The simple answer is probably all up and down the North Sea coast, from Denmark and from the northern coasts (in modern terms) of Germany, the Netherlands, and France.
The more famous answer is that of the eighth-century Northumbrian monk Bede, who wrote an Ecclesiastical History of the English People in 731, and put it like this (Ecclesiastical History, i.15):
They came from three most powerful Germanic tribes, the Saxons, the Angles, and the Jutes. Of Jutish origin are the people of Kent and of the Isle of Wight, and the part of the kingdom of Wessex opposite the Isle of Wight, still called the nation of the Jutes. From the Saxon land, that is the place which is now called Old Saxony, came the East Saxons, the South Saxons, and the West Saxons. From the Anglian land, that is the place between the realms of the Jutes and the Saxons which is called Angulus, and remains deserted to this day, came the East Angles, the Middle Angles, the Mercians, and all the Northumbrian peoples, that is, those who dwell north of the river Humber, as well as other Anglian peoples.

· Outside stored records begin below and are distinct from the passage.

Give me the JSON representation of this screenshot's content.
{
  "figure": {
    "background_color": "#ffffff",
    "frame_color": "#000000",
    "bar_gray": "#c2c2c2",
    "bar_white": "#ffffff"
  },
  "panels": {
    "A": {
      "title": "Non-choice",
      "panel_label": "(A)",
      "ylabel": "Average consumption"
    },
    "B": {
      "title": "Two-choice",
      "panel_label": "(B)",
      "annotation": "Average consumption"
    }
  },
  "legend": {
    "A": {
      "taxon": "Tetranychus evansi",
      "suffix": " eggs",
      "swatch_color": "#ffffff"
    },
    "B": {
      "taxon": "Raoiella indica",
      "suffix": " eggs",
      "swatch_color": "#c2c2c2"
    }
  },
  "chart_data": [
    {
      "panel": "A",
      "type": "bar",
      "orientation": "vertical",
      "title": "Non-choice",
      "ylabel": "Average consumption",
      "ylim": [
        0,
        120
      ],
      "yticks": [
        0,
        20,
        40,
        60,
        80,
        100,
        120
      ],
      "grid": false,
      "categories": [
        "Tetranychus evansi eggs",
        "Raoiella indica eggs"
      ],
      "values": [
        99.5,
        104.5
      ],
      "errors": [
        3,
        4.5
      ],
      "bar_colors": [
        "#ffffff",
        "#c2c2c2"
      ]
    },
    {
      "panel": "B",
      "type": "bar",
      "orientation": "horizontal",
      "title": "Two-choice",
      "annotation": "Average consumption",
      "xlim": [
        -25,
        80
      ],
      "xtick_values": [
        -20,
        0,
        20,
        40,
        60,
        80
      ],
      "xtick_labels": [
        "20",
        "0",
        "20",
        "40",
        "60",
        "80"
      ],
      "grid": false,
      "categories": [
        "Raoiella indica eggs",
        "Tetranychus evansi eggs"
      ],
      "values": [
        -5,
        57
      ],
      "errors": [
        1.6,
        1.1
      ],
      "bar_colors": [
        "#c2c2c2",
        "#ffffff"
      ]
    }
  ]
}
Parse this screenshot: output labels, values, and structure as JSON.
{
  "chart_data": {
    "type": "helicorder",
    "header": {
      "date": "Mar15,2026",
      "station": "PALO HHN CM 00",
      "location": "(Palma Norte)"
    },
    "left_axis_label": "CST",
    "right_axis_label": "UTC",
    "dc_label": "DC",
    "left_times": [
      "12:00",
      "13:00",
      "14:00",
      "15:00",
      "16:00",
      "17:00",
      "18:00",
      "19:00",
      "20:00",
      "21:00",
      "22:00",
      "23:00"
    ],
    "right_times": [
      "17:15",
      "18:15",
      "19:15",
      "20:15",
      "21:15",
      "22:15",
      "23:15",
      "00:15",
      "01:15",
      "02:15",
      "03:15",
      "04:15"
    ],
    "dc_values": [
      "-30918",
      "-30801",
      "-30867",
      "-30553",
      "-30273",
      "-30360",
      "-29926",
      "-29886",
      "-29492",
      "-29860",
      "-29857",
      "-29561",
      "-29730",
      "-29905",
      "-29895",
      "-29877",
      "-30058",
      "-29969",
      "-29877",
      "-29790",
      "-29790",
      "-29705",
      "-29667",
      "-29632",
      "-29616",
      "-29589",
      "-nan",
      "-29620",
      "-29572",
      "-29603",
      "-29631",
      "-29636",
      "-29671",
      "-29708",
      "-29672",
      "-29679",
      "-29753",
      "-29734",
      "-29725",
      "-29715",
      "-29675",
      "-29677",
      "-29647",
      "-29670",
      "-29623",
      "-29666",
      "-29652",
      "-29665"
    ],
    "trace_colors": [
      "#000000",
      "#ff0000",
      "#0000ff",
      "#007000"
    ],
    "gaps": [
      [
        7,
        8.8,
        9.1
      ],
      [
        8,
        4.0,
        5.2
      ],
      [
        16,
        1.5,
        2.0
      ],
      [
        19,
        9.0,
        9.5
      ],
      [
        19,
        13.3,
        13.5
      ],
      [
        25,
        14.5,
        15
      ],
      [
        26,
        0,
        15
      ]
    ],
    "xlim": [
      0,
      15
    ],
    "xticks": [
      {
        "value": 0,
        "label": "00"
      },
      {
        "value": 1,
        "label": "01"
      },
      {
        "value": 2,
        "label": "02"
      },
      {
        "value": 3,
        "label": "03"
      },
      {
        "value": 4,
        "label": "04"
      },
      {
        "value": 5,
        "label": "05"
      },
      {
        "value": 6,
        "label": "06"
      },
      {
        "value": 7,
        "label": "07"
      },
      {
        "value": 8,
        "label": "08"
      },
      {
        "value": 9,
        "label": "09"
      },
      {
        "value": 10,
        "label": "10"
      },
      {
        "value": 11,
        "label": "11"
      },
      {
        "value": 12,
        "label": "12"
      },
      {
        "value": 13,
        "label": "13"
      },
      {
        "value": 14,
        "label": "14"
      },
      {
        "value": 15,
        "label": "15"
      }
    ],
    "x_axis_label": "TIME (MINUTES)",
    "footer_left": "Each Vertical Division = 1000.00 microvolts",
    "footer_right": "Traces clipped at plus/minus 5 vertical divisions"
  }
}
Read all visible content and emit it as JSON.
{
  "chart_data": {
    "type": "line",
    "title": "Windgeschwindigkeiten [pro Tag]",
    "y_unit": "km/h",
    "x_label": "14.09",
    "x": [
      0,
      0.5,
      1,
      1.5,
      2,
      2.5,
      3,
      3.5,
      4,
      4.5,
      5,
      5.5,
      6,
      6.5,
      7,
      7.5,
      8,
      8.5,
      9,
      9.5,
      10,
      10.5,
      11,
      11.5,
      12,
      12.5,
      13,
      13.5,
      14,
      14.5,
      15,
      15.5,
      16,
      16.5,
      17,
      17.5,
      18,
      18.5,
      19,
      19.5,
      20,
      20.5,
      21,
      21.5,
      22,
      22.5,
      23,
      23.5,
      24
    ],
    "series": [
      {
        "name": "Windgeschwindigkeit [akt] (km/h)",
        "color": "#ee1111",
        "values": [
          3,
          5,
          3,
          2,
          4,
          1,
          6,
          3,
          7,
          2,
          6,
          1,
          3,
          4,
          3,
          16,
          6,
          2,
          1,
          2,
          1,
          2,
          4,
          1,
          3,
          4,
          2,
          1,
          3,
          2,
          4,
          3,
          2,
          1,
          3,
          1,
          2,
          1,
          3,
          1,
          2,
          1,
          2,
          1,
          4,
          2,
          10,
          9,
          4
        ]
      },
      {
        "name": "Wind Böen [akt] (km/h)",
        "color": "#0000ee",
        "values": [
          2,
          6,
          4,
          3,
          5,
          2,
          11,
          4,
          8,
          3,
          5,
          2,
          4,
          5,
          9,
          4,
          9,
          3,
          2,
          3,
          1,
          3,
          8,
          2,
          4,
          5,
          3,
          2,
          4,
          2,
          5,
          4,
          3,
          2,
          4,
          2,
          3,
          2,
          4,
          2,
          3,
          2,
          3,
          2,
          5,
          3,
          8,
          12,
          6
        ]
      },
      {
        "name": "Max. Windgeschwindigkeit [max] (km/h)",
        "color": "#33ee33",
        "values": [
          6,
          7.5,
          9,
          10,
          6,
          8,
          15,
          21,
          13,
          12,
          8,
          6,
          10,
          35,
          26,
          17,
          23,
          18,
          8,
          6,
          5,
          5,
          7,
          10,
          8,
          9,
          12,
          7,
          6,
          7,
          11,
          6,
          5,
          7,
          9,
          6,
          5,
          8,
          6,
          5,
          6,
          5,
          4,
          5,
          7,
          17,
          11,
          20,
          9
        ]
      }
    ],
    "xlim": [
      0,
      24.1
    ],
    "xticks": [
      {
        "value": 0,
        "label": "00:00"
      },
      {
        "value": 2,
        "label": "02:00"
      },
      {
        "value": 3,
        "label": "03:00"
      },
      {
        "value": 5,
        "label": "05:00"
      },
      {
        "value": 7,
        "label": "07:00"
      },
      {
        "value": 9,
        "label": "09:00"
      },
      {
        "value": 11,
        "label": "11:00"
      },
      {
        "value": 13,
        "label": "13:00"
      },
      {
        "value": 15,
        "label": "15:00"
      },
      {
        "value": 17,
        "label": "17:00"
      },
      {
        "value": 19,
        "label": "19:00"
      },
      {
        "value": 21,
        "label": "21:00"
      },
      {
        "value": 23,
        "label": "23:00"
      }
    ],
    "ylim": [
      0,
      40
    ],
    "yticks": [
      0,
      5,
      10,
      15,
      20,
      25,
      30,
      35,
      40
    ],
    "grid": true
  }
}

This looks very neat and tidy, but towards the end of his History (v.9), Bede gives another and a more inclusive list:
He knew that there were many nations in Germania from whom the Angles and Saxons, who now live in Britain, get their origin ... There are the Frisians, Rugians, Danes, Huns, Old Saxons, and Boructuari.
"Germania" here means not just modern Germany, but (from a Roman point of view) all of northern Europe, settled by barbarian Germanic tribes. The Boructuari were Franks, and we have other evidence for earlier Frankish interest in Anglo-Saxon affairs; the Byzantine historian Procopius writing in the sixth century had heard that Britain was divided between Angles, Frisians, and Britons.
To sum up, the Saxons (from Saxony) and the Angles (from between Saxony and Denmark) were probably the main force behind the invasion -- at any rate, they ended up in charge in Britain. The Jutes, Frisians and Franks were also clearly involved, and there were probably lots of other tribes long since lost to history.